The most obvious one and the first one we're going to talk about: read the entire passage, and then tackle the questions. Now, a few things to say, good and bad, about this approach. So, you have 20 minutes, let's say, that you're going to start from the first passage, you're going to do about 17 minutes; the second passage, you're going to spend 20 minutes; the last passage, you're going to spend 23, 24, 25 minutes. So, you have to do this very fast.

So: can you read the entire passage and do the questions in that timeframe? Okay? That's the question you must ask yourself. Are you a fast reader? Can you comprehend everything you're reading? How is your vocabulary? Things like this. Some people, they must read everything, from beginning to end, and then go to the questions. But they can also keep; they can retain the information they've read, so when they go to the questions, they know where to go back and look for the answers.

Now, the good part about this is that you have all the information in your head once you've read the entire passage. The bad part is that you're going to be reading the passage twice. Okay? Or not the whole passage, but you're going to read big chunks of the passage twice. You'll have read it the first time, you'll go to the questions, and then you'll be reading again to find the answers, because you're looking for specific words now. When you get to the questions, sometimes it's only one word difference from what you read in the passage.

So, do I recommend this? Yes and no. If you're a fast reader and you can comprehend, then yes, do that. If you're not a fast reader, then no, don't do this. You'll be wasting too much time and reading more than you need to.

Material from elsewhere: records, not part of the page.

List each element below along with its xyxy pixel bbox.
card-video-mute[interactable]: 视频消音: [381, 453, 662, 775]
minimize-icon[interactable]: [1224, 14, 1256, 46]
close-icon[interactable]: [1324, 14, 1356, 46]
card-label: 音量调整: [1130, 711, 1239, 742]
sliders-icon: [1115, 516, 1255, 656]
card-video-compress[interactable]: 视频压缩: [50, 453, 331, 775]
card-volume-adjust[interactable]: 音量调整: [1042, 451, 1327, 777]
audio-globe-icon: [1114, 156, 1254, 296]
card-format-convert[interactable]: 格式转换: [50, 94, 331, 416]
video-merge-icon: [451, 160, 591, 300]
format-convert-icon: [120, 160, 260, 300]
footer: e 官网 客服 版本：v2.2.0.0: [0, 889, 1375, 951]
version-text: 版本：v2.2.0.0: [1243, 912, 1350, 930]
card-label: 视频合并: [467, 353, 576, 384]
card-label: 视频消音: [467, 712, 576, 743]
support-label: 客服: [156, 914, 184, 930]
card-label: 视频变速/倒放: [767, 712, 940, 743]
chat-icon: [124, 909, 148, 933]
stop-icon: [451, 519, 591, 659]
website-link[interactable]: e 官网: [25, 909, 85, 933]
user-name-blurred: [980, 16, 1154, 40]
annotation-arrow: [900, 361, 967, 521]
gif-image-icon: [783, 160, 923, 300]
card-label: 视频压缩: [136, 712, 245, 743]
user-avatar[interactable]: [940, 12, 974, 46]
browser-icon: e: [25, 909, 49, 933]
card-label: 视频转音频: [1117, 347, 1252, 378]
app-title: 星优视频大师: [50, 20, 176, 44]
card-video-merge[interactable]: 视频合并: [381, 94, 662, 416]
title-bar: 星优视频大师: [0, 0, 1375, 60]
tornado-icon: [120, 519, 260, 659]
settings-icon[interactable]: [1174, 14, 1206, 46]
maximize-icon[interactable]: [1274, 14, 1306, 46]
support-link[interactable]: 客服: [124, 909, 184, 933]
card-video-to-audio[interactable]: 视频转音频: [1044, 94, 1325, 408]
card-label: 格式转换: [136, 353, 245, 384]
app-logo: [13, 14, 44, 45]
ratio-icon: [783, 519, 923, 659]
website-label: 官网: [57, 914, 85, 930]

What I'm going to do with these two approaches is show you how to read less. So you don't need to read the entire passage; you just need to read the areas that contain the answers to the questions.

So, the second approach: go straight to the questions. You look at the question. First of all, understand the type of the question. Is it a multiple choice? Is it a fill-in-the-blank, like a summary? Are you looking for like headings for each paragraph? Are you looking for the title? Etc. Figure out what you're looking for, read the question carefully, pick out the keywords in the question or the key idea in the question, and then scan the passage. Don't read the passage. Just quickly look everywhere for where that information ought to be.